Slide View : Parallel Computer Architecture and Programming : 15-418/618 Spring 2017

kayvonf

Question: The key phrase on this slide is that a processor must execute instructions in a manner "appears" as if they were executed in program order. This is a key idea in this class.

What is program order?

And what does it mean for the results of a program's execution to appear as if instructions were executed in program order?

And finally... Why is the program order guarantee a useful one? (What if the results of execution were inconsistent with the results that would be obtained if the instructions were executed in program order?)

xiaozhuyfk

In my understanding, the processor must execute instructions in a manner "appears" as if they were executed in program order means that 'Superscalar execution' should output the exact same result (register content, memory, cpu state ...) when the instructions were executed sequentially.

holard

Re: Why is the program order guarantee a useful one? The program order is (usually) the order of execution intended by the programmer. Not executing in a fashion consistent with program order can lead to incorrect behavior/results. This type of error could be particularly difficult for a programmer to correct, as the behavior is not consistent with the program.

paracon

For superscalar execution you would need multiple execution data-paths in the processor design. So that you could execute independent instructions in parallel on a single processor. These independent instructions would run in parallel, rather than being interleaved (as would have been in a concurrent scenario). I hope my interpretation is accurate, correct me if it isn't.

200

"Appear" means that without revealing any internal state inside the CPU which is hidden from programmers, there is no way to determine whether the instructions are executed sequentially or not. We can think of this kind of abstraction as the separation of concerns principle in software design. The main benefit of this approach is that the hardware implementation can be optimized independently of software.

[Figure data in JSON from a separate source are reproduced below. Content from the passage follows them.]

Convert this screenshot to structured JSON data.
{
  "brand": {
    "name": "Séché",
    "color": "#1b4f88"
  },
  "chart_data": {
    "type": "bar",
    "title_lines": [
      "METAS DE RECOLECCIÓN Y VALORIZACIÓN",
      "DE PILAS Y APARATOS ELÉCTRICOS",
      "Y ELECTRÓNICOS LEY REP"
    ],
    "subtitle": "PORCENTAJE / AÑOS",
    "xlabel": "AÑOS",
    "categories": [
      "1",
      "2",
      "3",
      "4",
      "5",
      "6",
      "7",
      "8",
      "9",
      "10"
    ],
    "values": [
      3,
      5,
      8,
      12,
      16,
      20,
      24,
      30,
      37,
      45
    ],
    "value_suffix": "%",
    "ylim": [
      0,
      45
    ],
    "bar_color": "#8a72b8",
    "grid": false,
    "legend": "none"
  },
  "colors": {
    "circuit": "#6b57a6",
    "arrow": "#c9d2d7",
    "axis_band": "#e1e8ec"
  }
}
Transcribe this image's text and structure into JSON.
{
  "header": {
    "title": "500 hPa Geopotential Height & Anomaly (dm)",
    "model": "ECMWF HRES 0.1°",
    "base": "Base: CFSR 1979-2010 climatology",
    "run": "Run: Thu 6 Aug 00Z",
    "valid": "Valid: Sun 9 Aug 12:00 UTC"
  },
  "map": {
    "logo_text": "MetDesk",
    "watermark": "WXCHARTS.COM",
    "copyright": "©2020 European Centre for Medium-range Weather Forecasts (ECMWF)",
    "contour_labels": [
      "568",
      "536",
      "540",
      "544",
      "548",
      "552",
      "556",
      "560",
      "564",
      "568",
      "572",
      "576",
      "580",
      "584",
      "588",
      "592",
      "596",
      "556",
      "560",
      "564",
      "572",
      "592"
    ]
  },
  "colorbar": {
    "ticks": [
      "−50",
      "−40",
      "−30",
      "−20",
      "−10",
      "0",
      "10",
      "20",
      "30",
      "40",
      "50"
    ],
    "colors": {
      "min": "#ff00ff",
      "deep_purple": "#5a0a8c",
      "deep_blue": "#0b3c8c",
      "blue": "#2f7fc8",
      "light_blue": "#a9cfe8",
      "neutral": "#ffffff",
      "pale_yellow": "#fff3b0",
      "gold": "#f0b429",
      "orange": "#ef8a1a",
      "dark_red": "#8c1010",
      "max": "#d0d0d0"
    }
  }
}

It also helps to make the software easier to understand and design.

poptarts

In addition to everything mentioned above, I think the idea of the semantics of a program is a useful way to approach program order. Executing a piece of code in program order yields a result and creates side effects—the semantics of that program (i.e. the meaning of the code).

So, for superscalar execution, the processor must preserve the semantics of the program. As long as the meaning is intact, it does not matter what the exact ordering of execution is.

Additionally, in software such as a compiler (which can deduce the 'meaning' of a piece of code) techniques such as instruction pipelining and branch prediction can be exploited while preserving the program's semantics.

chenh1

The superscalar execution speedup is focused on the execution units such as arithmetic logic unit, while the pipeline execution speedup is focused on the entire processor(core). The rise of superscalar CPU results from the RISC microprocessors because RISC architectures frees transistors and die area which could be used to include multiple execution units.

However, the limitation of superscalar execution is the degree of intrinsic parallelism in the instruction stream. Besides, there is overhead of checking logic, especially in the case of branch.

life

I had a presumption that only processors can decide which instructions to execute in parallel. After looking it up in Wiki page, it turns out that is a misconception. ILP is actually a combination of design techniques of both processors and compilers. And also, the Wiki page has some brief introductions on instruction pipelining and branch prediction, which are also two techniques for exploiting ILP besides superscalar execution, as mentioned by poptarts. https://en.wikipedia.org/wiki/Instruction-level_parallelism

o_o

The program order guarantee is useful because it allows the programmer to know that the result of their code will be as if it was run in sequential order. This way, the programmer can have certainty that the output is always the same regardless of how many processors are used. If this guarantee didn't exist, the programmer would never be sure if an incorrect output was an error in their code or a superscalar execution error. I think it is also helpful that this guarantee exists because if the programmer stepped through their code themselves, the result they would get would be the same as when they run their code.

pk267

This slide seems to imply that ILP is done by the hardware(processor). But wiki (https://en.wikipedia.org/wiki/Instruction-level_parallelism) says it can be done by either: hardware (processor) or software (compiler). So which one is correct?

rav

ILP consists of an amalgamation of techniques both at the processor level (superscalar execution, out-of-order execution, branch prediction) as well as compiler level (pipelining). Superscalar execution requires multiple execution resources (and corresponding datapaths). The wikipedia page also outlines the limitations of superscalar processing, that is the degree of intrinsic parallelism and the cost of checking dependencies on the fly. I imagine the cost of checking dependencies would scale poorly with the number of executions the processor looks at when deciding which ones can be executed in parallel. https://en.wikipedia.org/wiki/Superscalar_processor

coffee7

@pk267 in addition to what @rav has said, it is important to note that superscalar execution exploits ILP. However, like the Wikipedia article you linked says, there are other ways to approach ILP as well.